The FDIC's Deposit Insurance Fund provides an additional backstop for banks. The FDIC protects depositors against the loss of their insured deposits if an FDIC-insured bank or savings association fails. "No customer has ever lost a penny in insured deposits when a bank has failed," Johnson notes. "Depositors need to know that their money is insured for up to $100,000 per depositor per insured bank." This amount goes up to $250,000 for retirement accounts. The FDIC-insured accounts include savings and checking accounts, CDs, and money-market deposit accounts.
The majority of the banks on the FDIC troubled bank list will eventually work their way off the list, if history is any measure. According to David Barr of the FDIC, of the banks that made it onto the list in the past 25 years, more than 87% of them made it off the list. The 13% percent that did not were bought by other banks, acquired by the FDIC or closed.
What will happen to those 117 banks currently on the problem list? "Unfortunately what happens in situations like this, the banks will answer the liquidity problems at all costs. As a result, some smaller institutions will be taken over by larger ones, and during this time there won't be an eye on the data security issues inherent during a merger," notes Larry Ponemon, President of the Ponemon Institute, an information security and privacy research firm.

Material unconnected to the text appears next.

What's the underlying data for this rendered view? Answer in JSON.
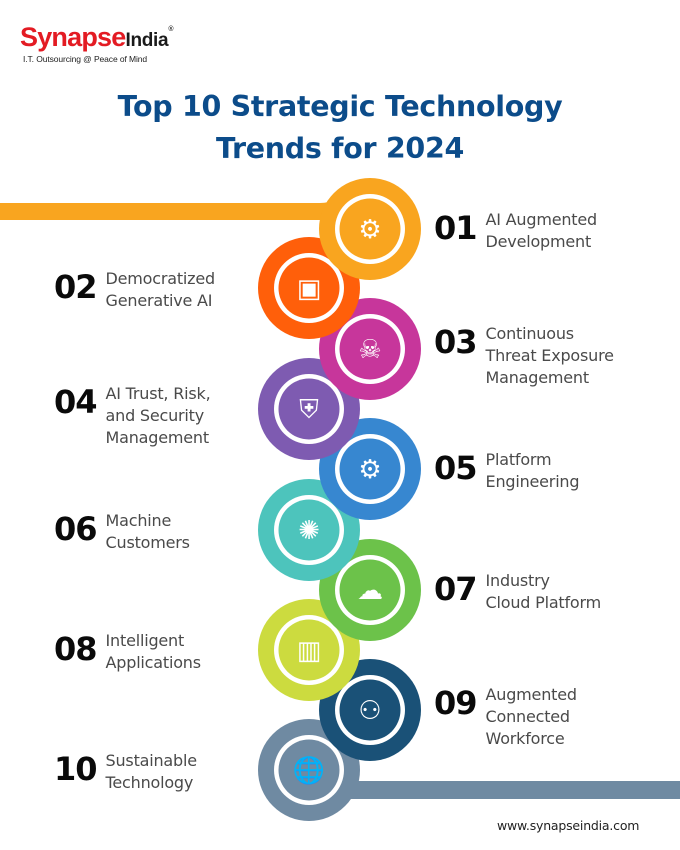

Which leads to the third key point ...
3) Don't Forget About Your Employees' Concerns -- Banks need to remember during all of these upheavals that they still have responsibility to their employees. These people are worried, seeing all of these takeovers and closings, and may be asking themselves, "Do I still have a job?" This is the time to reassure your employees that the bank is sound and their jobs aren't in jeopardy.
This is also the time for institutions to show that their banking practices promote confidence and trust, says Ponemon. "It's about customer and employee trust. When people begin to believe that their bank isn't going to be able to make payments to them, when they begin to believe they're not going to meet their commitments, a domino effect begins to occur," Ponemon says. "Other banking organizations should pay heed to what can happen when consumers begin losing confidence and trust in their primary banking organization."

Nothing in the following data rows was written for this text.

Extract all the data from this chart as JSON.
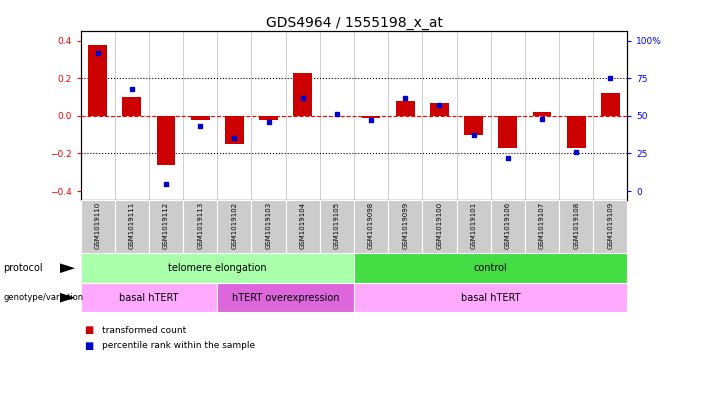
{
  "title": "GDS4964 / 1555198_x_at",
  "samples": [
    "GSM1019110",
    "GSM1019111",
    "GSM1019112",
    "GSM1019113",
    "GSM1019102",
    "GSM1019103",
    "GSM1019104",
    "GSM1019105",
    "GSM1019098",
    "GSM1019099",
    "GSM1019100",
    "GSM1019101",
    "GSM1019106",
    "GSM1019107",
    "GSM1019108",
    "GSM1019109"
  ],
  "red_values": [
    0.38,
    0.1,
    -0.26,
    -0.02,
    -0.15,
    -0.02,
    0.23,
    0.0,
    -0.01,
    0.08,
    0.07,
    -0.1,
    -0.17,
    0.02,
    -0.17,
    0.12
  ],
  "blue_values_pct": [
    92,
    68,
    5,
    43,
    35,
    46,
    62,
    51,
    47,
    62,
    57,
    37,
    22,
    48,
    26,
    75
  ],
  "ylim": [
    -0.45,
    0.45
  ],
  "yticks": [
    -0.4,
    -0.2,
    0.0,
    0.2,
    0.4
  ],
  "right_yticks": [
    0,
    25,
    50,
    75,
    100
  ],
  "hlines_dotted": [
    -0.2,
    0.2
  ],
  "hline_red": 0.0,
  "protocol_groups": [
    {
      "label": "telomere elongation",
      "start": 0,
      "end": 8,
      "color": "#aaffaa"
    },
    {
      "label": "control",
      "start": 8,
      "end": 16,
      "color": "#44dd44"
    }
  ],
  "genotype_groups": [
    {
      "label": "basal hTERT",
      "start": 0,
      "end": 4,
      "color": "#ffaaff"
    },
    {
      "label": "hTERT overexpression",
      "start": 4,
      "end": 8,
      "color": "#dd66dd"
    },
    {
      "label": "basal hTERT",
      "start": 8,
      "end": 16,
      "color": "#ffaaff"
    }
  ],
  "legend_items": [
    {
      "label": "transformed count",
      "color": "#cc0000"
    },
    {
      "label": "percentile rank within the sample",
      "color": "#0000cc"
    }
  ],
  "bar_color": "#cc0000",
  "dot_color": "#0000cc",
  "title_fontsize": 10,
  "tick_fontsize": 6.5,
  "label_fontsize": 7
}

Ponemon points to liquidity risk problems such as what WaMu faced before JP Morgan Chase bought it. This risk may be coupled with other vulnerabilities within an institution, including increased operational risks.
The systemic risks being seen in the investment banking side haven't hit the commercial and retail banking industry. More banks are implementing enterprise-wide risk management processes in place, Johnson says. These same banks are increasing the use of sophisticated risk-management procedures and stronger systems of checks and balances. Audit and internal control standards have been strengthened, and since 1991 the federal laws adopted have also increased and strengthened bank regulation. FFIEC regulators have also tightened examination practices with a risk-based approach to get banks and examiners to focus on the quality of risk management systems.
But those systems don't function effectively without good people behind them. Which is why, in your efforts to instill confidence in your customers, you can't overlook the employees who are just as uncertain and stressed.